Görüntülediğiniz mahkeme kararı henüz kesinleşmemiştir. Yararlı olması amacıyla eklenmiştir.

T.C. İstanbul Anadolu 10. ASLİYE TİCARET MAHKEMESİ

ESAS NO : 2023/592
KARAR NO : 2023/710
DAVA : Alacak (Eser Sözleşmesinden Kaynaklanan)
DAVA TARİHİ : 25/08/2023
KARAR TARİHİ : 06/09/2023

Mahkememizde görülmekte olan Alacak (Eser Sözleşmesinden Kaynaklanan) davasının yapılan açık yargılaması sonunda,

GEREĞİ DÜŞÜNÜLDÜ:
DAVA: Davacı vekilinin dava dilekçesinde özetle; Öncelikle Davalı Tasfiye Halinde —- ait tasfiye evraklarının müzekkere ile—–Ticaret Odasından İstenmesine ve tasfiye sürecinin dava sonuçlanana kadar durdurulmasına, bu durumun da—– Ticaret Odasına bildirilmesine, munzam zararlarının giderilmesi yönündeki taleplerinin bilirkişi incelemesi gerektirmesi ve taraflarınca tam olarak belirlenmesinin mümkün olmadığından, HMK 107 kapsamında belirsiz alacak davası olduğu gözetilerek, öncelikle tüm alacağımızın (munzam zarar) tam miktarının bilirkişi marifetiyle hesaplanmasına, tüzel kişilik perdelerinin çapraz olarak aralanması ve organik bağın tespiti suretiyle, HMK m.107 belirsiz alacak hükümleri gözetilerek bu iş kapsamında oluşan munzam zararımızın hesaplanarak ilave edilmesiyle oluşacak tüm borçtan, Lehine muvazaalı devir yapılan —- Şirketi’nin, Ticari olan ve ticari olmayan ilişkisini kendi web sitesinde yayınladıkları mali raporlardan tespit ettiğimiz —-aralarındaki ilişki kendilerince diğer mahkemede ikrar edilen——Tahkikat sonucu belirlenebilecek diğer ilişkili grup şirketlerinin, (şirketin mal varlıkları diğer grup şirketlerine devredilmiş olabilir) müteselsilen sorumlu tutulmalarına, bu taleplerimiz kabul olmadığı takdirde; Tasfiye Halinde —– ait ticari defterlerin, tasfiye bilançosunun, aktif ve pasif kayıtlarının bilirkişilerce incelenmesine, üzerine kayıtlı olan demirbaş ve tarım makinelerinin kimlere veya hangi firmalara devir ettikleri yada sattıklarının tespitine, varsa bu muvazaalı satışların veya devirlerin tespitine ve iptallerine,—-Şirketine muvazaalı olarak devredilen üst hakkı devir işleminin tespitine ve iptaline; Avukatlık ücreti de dâhil yargılama giderlerinin davalı taraflara yükletilmesine karar verilmesini talep ve dava etmiştir.
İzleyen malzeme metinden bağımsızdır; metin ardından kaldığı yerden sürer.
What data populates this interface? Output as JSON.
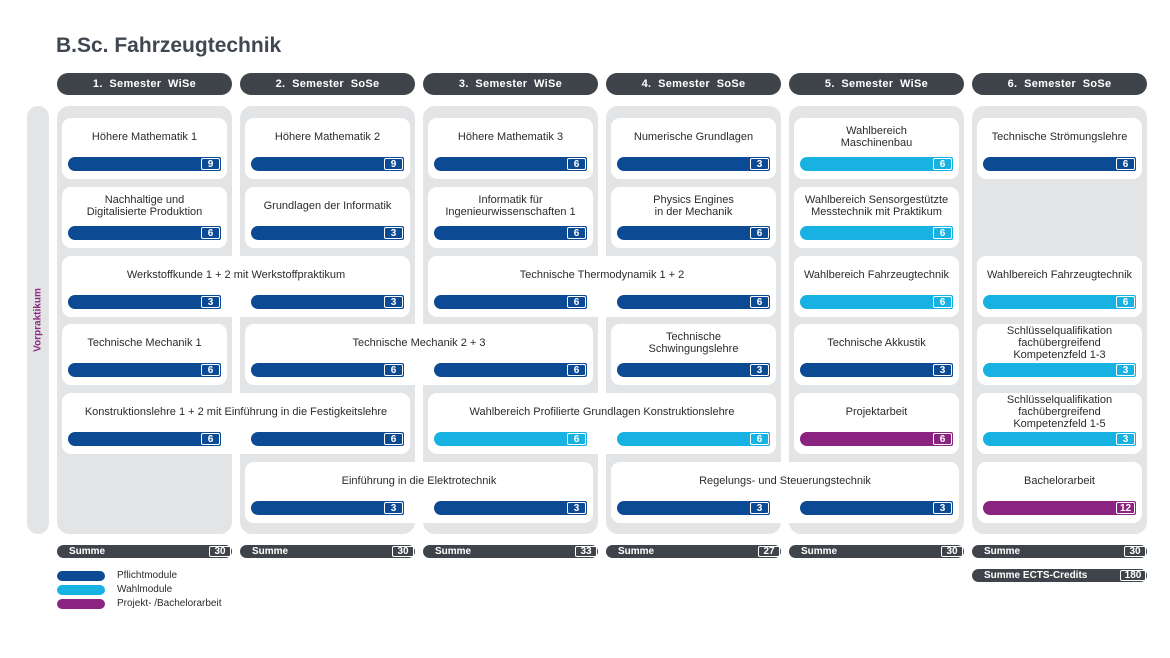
{
  "title": "B.Sc. Fahrzeugtechnik",
  "vorpraktikum": "Vorpraktikum",
  "colors": {
    "pflicht": "#0d4a94",
    "wahl": "#17b2e2",
    "projekt": "#8b2480",
    "dark": "#3f444b",
    "column_bg": "#e3e4e6"
  },
  "semesters": [
    {
      "label": "1.  Semester  WiSe",
      "sum": "30"
    },
    {
      "label": "2.  Semester  SoSe",
      "sum": "30"
    },
    {
      "label": "3.  Semester  WiSe",
      "sum": "33"
    },
    {
      "label": "4.  Semester  SoSe",
      "sum": "27"
    },
    {
      "label": "5.  Semester  WiSe",
      "sum": "30"
    },
    {
      "label": "6.  Semester  SoSe",
      "sum": "30"
    }
  ],
  "summe_label": "Summe",
  "total": {
    "label": "Summe ECTS-Credits",
    "value": "180"
  },
  "modules": [
    {
      "label": "Höhere Mathematik 1",
      "type": "pflicht",
      "credits": [
        "9"
      ]
    },
    {
      "label": "Höhere Mathematik 2",
      "type": "pflicht",
      "credits": [
        "9"
      ]
    },
    {
      "label": "Höhere Mathematik 3",
      "type": "pflicht",
      "credits": [
        "6"
      ]
    },
    {
      "label": "Numerische Grundlagen",
      "type": "pflicht",
      "credits": [
        "3"
      ]
    },
    {
      "label": "Wahlbereich\nMaschinenbau",
      "type": "wahl",
      "credits": [
        "6"
      ]
    },
    {
      "label": "Technische Strömungslehre",
      "type": "pflicht",
      "credits": [
        "6"
      ]
    },
    {
      "label": "Nachhaltige und\nDigitalisierte Produktion",
      "type": "pflicht",
      "credits": [
        "6"
      ]
    },
    {
      "label": "Grundlagen der Informatik",
      "type": "pflicht",
      "credits": [
        "3"
      ]
    },
    {
      "label": "Informatik für\nIngenieurwissenschaften 1",
      "type": "pflicht",
      "credits": [
        "6"
      ]
    },
    {
      "label": "Physics Engines\nin der Mechanik",
      "type": "pflicht",
      "credits": [
        "6"
      ]
    },
    {
      "label": "Wahlbereich Sensorgestützte\nMesstechnik mit Praktikum",
      "type": "wahl",
      "credits": [
        "6"
      ]
    },
    {
      "label": "Werkstoffkunde 1 + 2 mit Werkstoffpraktikum",
      "type": "pflicht",
      "credits": [
        "3",
        "3"
      ]
    },
    {
      "label": "Technische Thermodynamik 1 + 2",
      "type": "pflicht",
      "credits": [
        "6",
        "6"
      ]
    },
    {
      "label": "Wahlbereich Fahrzeugtechnik",
      "type": "wahl",
      "credits": [
        "6"
      ]
    },
    {
      "label": "Wahlbereich Fahrzeugtechnik",
      "type": "wahl",
      "credits": [
        "6"
      ]
    },
    {
      "label": "Technische Mechanik 1",
      "type": "pflicht",
      "credits": [
        "6"
      ]
    },
    {
      "label": "Technische Mechanik 2 + 3",
      "type": "pflicht",
      "credits": [
        "6",
        "6"
      ]
    },
    {
      "label": "Technische\nSchwingungslehre",
      "type": "pflicht",
      "credits": [
        "3"
      ]
    },
    {
      "label": "Technische Akkustik",
      "type": "pflicht",
      "credits": [
        "3"
      ]
    },
    {
      "label": "Schlüsselqualifikation\nfachübergreifend\nKompetenzfeld 1-3",
      "type": "wahl",
      "credits": [
        "3"
      ]
    },
    {
      "label": "Konstruktionslehre 1 + 2 mit Einführung in die Festigkeitslehre",
      "type": "pflicht",
      "credits": [
        "6",
        "6"
      ]
    },
    {
      "label": "Wahlbereich Profilierte Grundlagen Konstruktionslehre",
      "type": "wahl",
      "credits": [
        "6",
        "6"
      ]
    },
    {
      "label": "Projektarbeit",
      "type": "projekt",
      "credits": [
        "6"
      ]
    },
    {
      "label": "Schlüsselqualifikation\nfachübergreifend\nKompetenzfeld 1-5",
      "type": "wahl",
      "credits": [
        "3"
      ]
    },
    {
      "label": "Einführung in die Elektrotechnik",
      "type": "pflicht",
      "credits": [
        "3",
        "3"
      ]
    },
    {
      "label": "Regelungs-  und Steuerungstechnik",
      "type": "pflicht",
      "credits": [
        "3",
        "3"
      ]
    },
    {
      "label": "Bachelorarbeit",
      "type": "projekt",
      "credits": [
        "12"
      ]
    }
  ],
  "legend": [
    {
      "label": "Pflichtmodule",
      "type": "pflicht"
    },
    {
      "label": "Wahlmodule",
      "type": "wahl"
    },
    {
      "label": "Projekt- /Bachelorarbeit",
      "type": "projekt"
    }
  ]
}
BEYAN: Davacı vekilinin beyan dilekçesinde özetle; Dava açarken aranan “dava şartı olarak arabuluculuk” başvurularının olmamasından dolayı davalarının usulden reddine, arabuluculuk Kanunu mucibince dava dilekçesi karşı tarafa tebliğe çıkarılmayacağından red avukatlık ücretine hükmedilmemesine karar verilmesini talep etmiştir.

İNCELEME VE GEREKÇE:
Bilindiği üzere, 18/12/2018 tarihli —— yayınlanan 7155 sayılı Kanun’un 20. maddesi ile 6102 sayılı TTK’na eklenen 5/A maddesi ile; “(1) Bu Kanunun 4 üncü maddesinde ve diğer kanunlarda belirtilen ticari davalardan, konusu bir miktar paranın ödenmesi olan alacak ve tazminat talepleri hakkında dava açılmadan önce arabulucuya başvurulmuş olması dava şartıdır.” ve geçici 12. maddesi ile de “(1) Bu Kanunun dava şartı olarak arabuluculuğa ilişkin hükümleri, bu hükümlerin yürürlüğe girdiği tarih itibarıyla ilk derece mahkemeleri ve bölge adliye mahkemeleri ile Yargıtayda görülmekte olan davalar hakkında uygulanmaz.” düzenlemesi getirilmiştir.
6325 sayılı Hukuk Uyuşmazlıklarında Arabuluculuk Kanunu’na (HUAK) “Dava Şartı Olarak Arabuluculuk” başlığı ile eklenen 18/A maddesinin 2. fıkrasında; “Davacı, arabuluculuk faaliyeti sonunda anlaşmaya varılamadığına ilişkin son tutanağın aslını veya arabulucu tarafından onaylanmış bir örneğini dava dilekçesine eklemek zorundadır. Bu zorunluluğa uyulmaması hâlinde mahkemece davacıya, son tutanağın bir haftalık kesin süre içinde mahkemeye sunulması gerektiği, aksi takdirde davanın usulden reddedileceği ihtarını içeren davetiye gönderilir. İhtarın gereği yerine getirilmez ise dava dilekçesi karşı tarafa tebliğe çıkarılmaksızın davanın usulden reddine karar verilir. Arabulucuya başvurulmadan dava açıldığının anlaşılması hâlinde herhangi bir işlem yapılmaksızın davanın, dava şartı yokluğu sebebiyle usulden reddine karar verilir.” düzenlemesi getirilmiştir.
Bu yasal düzenlemeler gereğince 01/01/2019 tarihinden sonra konusu bir miktar paranın ödenmesi talebi ile açılan ticari davalarda dava açılmadan önce uyuşmazlıkla ilgili arabulucuya başvurup anlaşılamaması halinde son tutanağın aslının veya arabulucu tarafından onaylanmış bir örneğinin dava dilekçesine eklenmesi zorunludur. Arabulucuya başvurulmadan doğrudan dava açıldığının anlaşılması halinde herhangi bir işlem yapılmaksızın davanın, dava şartı yokluğundan usulden reddine karar verilecektir. (—–BAM —-. HD— ve —–)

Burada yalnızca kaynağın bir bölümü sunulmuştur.